Plötzlich ein Bild mehr in der Kunstausstellung: Nicht klauen – kleckern!
Beinahe wäre dieser Artikel nicht veröffentlicht worden. Warum? Der Autor war in allergrößter Versuchung, statt zu schreiben seine Staffelei herauszuholen und mit breitem Strich zu bemalen. Um dann, in seinem Übermut, sein „Kunstwerk“ in eine Ausstellung oder in ein Museum zu schmuggeln und dort frech aufzuhängen.
Plötzlich ein Bild mehr
Die Tat eines wahnsinnigen Redakteurs? Eher eine Nachahmungstat. In der Bundeskunsthalle Bonn wurde die Ausstellung „Wer wir sind“ abgebaut. Dabei mussten die Kuratoren feststellen: Es gibt ein Bild zu viel. Die Künstlerin Danai Emmanouilidis hatte ein kleines Frauenbildnis irgendwie in die Bundeskunsthalle gebracht und dort platziert. Keiner hat’s bemerkt, keinen hat’s gestört.
Joachim Huber hat eine Idee, wie eine Ausstellung in Berlin um eine Attraktion reicher werden könnte.
Auch in Berlin/Brandenburg werden Pinsel geschwungen, es ist davon auszugehen, dass Fernsehmaler Bob Ross in dieser Region zahlreiche Fans gefunden hat. Mit breitem Pinselstrich und ebensolchem Lächeln hatte der US-Amerikaner in seiner Fernsehkarriere an die 12.000 Bilder mit sehr beruhigenden Landschaftsmotiven gefertigt. Für jedes Bild brauchte er gerade mal 25 Minuten Sendezeit.
Wer (zu Recht) daran zweifelt, dass die Bob-Ross-Epigonen mit den Größen der Kunstgeschichte und aktueller Großkunst mithalten können, der sei an folgende Guerilla-Aktion erinnert. Im September 2021 hatte der dänische Künstler Jens Haaning zwei leere Bilderrahmen im Kunstmuseum Aalborg abgeliefert.
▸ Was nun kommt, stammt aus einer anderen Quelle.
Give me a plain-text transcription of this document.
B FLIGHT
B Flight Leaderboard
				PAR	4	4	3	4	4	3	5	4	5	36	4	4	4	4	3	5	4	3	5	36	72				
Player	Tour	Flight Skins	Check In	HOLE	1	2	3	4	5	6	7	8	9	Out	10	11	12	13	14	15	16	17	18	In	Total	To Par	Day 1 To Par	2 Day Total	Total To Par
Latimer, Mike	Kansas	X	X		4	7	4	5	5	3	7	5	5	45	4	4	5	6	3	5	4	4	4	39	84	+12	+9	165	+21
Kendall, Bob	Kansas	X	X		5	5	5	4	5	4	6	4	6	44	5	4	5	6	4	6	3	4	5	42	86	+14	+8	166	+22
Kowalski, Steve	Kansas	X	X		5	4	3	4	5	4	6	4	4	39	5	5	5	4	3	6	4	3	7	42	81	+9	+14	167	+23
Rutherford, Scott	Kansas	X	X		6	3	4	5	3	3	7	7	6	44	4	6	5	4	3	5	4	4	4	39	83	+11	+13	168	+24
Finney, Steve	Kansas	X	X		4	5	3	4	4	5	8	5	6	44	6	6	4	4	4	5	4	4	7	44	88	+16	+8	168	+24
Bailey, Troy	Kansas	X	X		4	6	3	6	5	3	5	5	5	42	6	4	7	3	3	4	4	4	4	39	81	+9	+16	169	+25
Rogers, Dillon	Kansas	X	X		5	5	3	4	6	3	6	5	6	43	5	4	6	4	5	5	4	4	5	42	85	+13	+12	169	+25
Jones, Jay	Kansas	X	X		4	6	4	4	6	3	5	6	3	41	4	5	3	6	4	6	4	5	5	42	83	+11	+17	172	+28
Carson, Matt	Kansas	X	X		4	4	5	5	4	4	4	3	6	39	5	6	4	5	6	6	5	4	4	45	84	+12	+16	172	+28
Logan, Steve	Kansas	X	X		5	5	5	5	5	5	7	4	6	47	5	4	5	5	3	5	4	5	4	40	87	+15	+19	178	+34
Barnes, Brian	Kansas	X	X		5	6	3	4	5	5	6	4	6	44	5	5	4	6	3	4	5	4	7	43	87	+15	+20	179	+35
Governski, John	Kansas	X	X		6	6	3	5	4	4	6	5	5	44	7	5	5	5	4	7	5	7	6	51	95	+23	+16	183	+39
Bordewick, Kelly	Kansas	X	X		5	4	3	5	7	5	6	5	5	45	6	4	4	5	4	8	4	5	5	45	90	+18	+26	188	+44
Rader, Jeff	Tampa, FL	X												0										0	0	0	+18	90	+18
Der Künstler war beauftragt worden, für die Ausstellung „Work it out“ zwei seiner Bilder zu rekonstruieren. Die Bezahlung hielt Haaning für krass armselig, schlichtweg beleidigend. Also kassierte er das Honroar und schickte leere Bilderrahmen ins Museum. Ironische Konsequenz: Durch seine Aktion konnte Jens Haaning Aufmerksamkeit für seine Kunst generieren. Ein leerer Rahmen hat enorme Assoziationskraft.
Die Situation vieler bildender Künstlerinnen und Künstler in Berlin ist bedrängend, oft eine prekäre Existenzform. Also: die Edvard-Munch-Schau in der Berlinischen Galerie entweder mit einem leeren Rahmen verrätseln oder um den eigenen „Schrei“ ergänzen.